Friday, July 08, 2011

The Nanny State Is Coming For Your Vegetables

There are few things on Earth that tick me off more than self righteous bureaucrats using their authority to bully the people that pay their salaries.

It is bad enough that we have bureaucrats trying to tell us what we can eat, if we can invite other people to smoke on our own private property or if we might, pretty please, be able to add some salt to our food.

Now we have a benevolent overlord threatening a homeowner for growing vegetables on her own front lawn. Why? Apparently for no other reason than he doesn't want them to.

Michelle Obama can grow a whole garden on the White House green but Julie Bass, of Oak Park, Michigan should know a little bit better.

From My Fox Detroit:

"We thought it'd be really cool to do it so the neighbors could see. The kids love it. The kids from the neighborhood all come and help," she said.

Bass' cool garden has landed her in hot water with the City of Oak Park. Code enforcement gave her a warning, then a ticket and now she's been charged with a misdemeanor.
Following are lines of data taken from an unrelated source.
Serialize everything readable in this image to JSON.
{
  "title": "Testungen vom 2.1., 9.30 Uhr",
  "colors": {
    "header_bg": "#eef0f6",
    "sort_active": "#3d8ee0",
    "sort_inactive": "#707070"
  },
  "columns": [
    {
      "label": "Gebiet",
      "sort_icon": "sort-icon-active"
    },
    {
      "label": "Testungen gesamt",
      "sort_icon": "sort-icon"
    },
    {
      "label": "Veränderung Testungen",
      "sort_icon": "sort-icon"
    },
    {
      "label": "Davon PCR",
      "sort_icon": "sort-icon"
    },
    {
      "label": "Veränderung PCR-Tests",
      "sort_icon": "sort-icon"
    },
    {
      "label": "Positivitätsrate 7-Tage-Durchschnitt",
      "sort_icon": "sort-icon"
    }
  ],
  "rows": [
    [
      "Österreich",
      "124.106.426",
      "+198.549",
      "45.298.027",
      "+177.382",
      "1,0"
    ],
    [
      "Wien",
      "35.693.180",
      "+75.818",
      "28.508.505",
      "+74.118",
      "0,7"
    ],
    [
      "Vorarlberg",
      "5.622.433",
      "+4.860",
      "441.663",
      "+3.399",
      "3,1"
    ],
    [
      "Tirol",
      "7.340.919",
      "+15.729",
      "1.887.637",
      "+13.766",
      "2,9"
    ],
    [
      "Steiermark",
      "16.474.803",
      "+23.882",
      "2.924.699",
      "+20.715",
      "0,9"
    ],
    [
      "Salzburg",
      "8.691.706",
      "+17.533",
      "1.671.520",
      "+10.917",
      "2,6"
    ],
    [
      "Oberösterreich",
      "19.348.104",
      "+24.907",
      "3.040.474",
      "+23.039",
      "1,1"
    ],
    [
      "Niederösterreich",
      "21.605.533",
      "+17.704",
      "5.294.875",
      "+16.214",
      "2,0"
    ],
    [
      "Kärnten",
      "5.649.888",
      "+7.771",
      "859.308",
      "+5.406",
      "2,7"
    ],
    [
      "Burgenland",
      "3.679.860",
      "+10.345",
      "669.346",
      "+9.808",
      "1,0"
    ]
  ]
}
"I think it's sad that the City of Oak Park that's already strapped for cash is paying a lot of money to have a prosecutor bothering us," Bass told FOX 2's Alexis Wiley.

"That's not what we want to see in a front yard," said Oak Park City Planner Kevin Rulkowski.

Why? The city is pointing to a code that says a front yard has to have suitable, live, plant material. The big question is what's "suitable?"

We asked Bass whether she thinks she has suitable, live, plant material in her front yard.

"It's definitely live. It's definitely plant. It's definitely material. We think it's suitable," she said.

So, we asked Rulkowski why it's not suitable.

"If you look at the definition of what suitable is in Webster's dictionary, it will say common. So, if you look around and you look in any other community, what's common to a front yard is a nice, grass yard with beautiful trees and bushes and flowers," he said.

But when you look at front yards that are unsightly and overgrown, is Bass' vegetable garden really worth the city's time and money?
Surely Julie Bass must have a crappy looking garden. I mean, how else could it bind the city planner's thong underwear into such a tight little knot that it would so thoroughly encroach on Kevin Rulkowski's already too retentive anal cavity?

Nope.



If George Washington was alive today he would beat Kevin Rulkowski's ass.